Hacettepe Üniversitesi Milletlerarası Hukuk Anabilim Dalı’ndan bir hocanın ifadesiyle “.. bu yasadışı bir faaliyet. Yaptırım için ya Birleşmiş Milletler kararı ya da bakanlıkların yönergeleri olması lazım. Yoksa hukuk dışı bir olay. Baktığımız zaman her ikisi de mevcut değil. Hükümetin de doğrudan müdahale etmesi, bu görevlileri ‘persona non grata’ (istenmeyen adam) ilan etmesi lazım”.
Bu konuda bir yalanlama veya resmi bir adli soruşturma var mı?
Stratejik Mekanizma toplantılarında ABD’lilerden bir ricada bulunuldu mu bilinmez.

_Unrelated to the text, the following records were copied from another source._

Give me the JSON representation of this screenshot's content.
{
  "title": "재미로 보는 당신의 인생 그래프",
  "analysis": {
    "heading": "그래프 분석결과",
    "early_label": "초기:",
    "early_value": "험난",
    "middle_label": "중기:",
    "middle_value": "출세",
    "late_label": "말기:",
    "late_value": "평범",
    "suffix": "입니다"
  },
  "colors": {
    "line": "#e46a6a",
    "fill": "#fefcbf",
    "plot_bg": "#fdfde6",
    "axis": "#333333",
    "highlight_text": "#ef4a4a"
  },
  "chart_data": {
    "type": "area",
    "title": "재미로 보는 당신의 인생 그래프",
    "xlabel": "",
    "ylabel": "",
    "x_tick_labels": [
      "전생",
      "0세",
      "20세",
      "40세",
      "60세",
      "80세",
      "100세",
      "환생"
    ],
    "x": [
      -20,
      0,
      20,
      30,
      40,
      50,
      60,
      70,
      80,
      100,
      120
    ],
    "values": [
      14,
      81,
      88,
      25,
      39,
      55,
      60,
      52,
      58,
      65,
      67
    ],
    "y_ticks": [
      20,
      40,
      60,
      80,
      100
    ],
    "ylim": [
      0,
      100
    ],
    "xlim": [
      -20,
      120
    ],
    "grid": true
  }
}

İster resmen soruşturmamak olsun, isterse öyle kapalı kapılar ardında ricada bulunmak olsun ikisi de aynı kapıya çıkar: Yeri geldi mi “antiemperyalist” havalar atan hamasetin ardındaki kocaman bir acizlik!
* * *
Ekrem İmamoğlu’nun, Gazze Yardım Tırları Uğurlama’sında, Murat Kurum’un Gazze edebiyatına karşı yaptığı konuşma AKP Siyasetinin veciz bir tanımı olmuş: “Kazanırsa Gazze kazanacakmış, ben buradan tek şey söylüyorum Allah seni affetsin diyorum. Açık ve net. Şunu söyleyelim Türkiye'nin hamaset dolu ama aslında korkak dış politikasının sözcülüğünü yapıyor .. Bir yandan da hükümete sen bir şey yapmadın demek istiyor. O gelince İstanbul'a Gazze ile ilgili süreçleri çözeceğini iddia ediyor. Farkında olmadan Erdoğan'ı Gazze konusunda eleştiriyor. .. Aylardır Filistin'de mazlumlar inim inim inlerken, ticareti durduramayanlar, gemileri, limanlara çekemeyenler, kalkıp utanmadan Gazze edebiyatı yaparak İstanbul seçimine malzeme yapmaya kalkıyorlar. .. Biraz samimi olsaydınız Güney Afrika hükümetinin gösterdiği gayreti gösterirdiniz. ..”
* * *
AKP siyaseti, yarattığı “dış borçkolik” ekonomi ile dış politikada NATO kutbu ile Çin-Rusya kutbu arasında, içeride satacak bir başarı hikâyesi yaratamayacak kadar sıkışmış halde.
Göçmen politikasıyla da Avrupa’ya hizmet, Türk halkına eziyet ettiğini Macaristan Başbakanı Orban net söylemiş: “Türkiye olmasaydı şu anda .. Avrupa Birliği (AB) ülkeleri tamamıyla istikrarını kaybetmiş olurdu. Erdoğan bir yerde Avrupa kıtasını kurtardı. Nerdeyse son sekiz yıldır da bu görevi üstlenmekte. ..”
Şimdi bu güçlülük mü acizlik mi?
İç politikada milleti nasıl bir yoksulluğa sürüklediğini yaşayarak görüyoruz zaten.
Onun tek diri yanı kentsel rant iştahı.
İBB’nin İstanbul Planlama Ajansı ile İmar ve Şehircilik Daire Başkanlığının yaptığı çalışma, İstanbul’da, AKP’nin kaybettiği 2019’a kadar sermayeye aktardığı rantın devasa boyutunu gösteriyor ki bunu önceki yazımda aktarmıştım.
Şimdi İstanbul’u geri almak hırsının ardındaki tek dürtü de bu olsa gerek.
Yerel seçimde çok ciddi bir dersi fazlasıyla hak ediyor bu iktidar.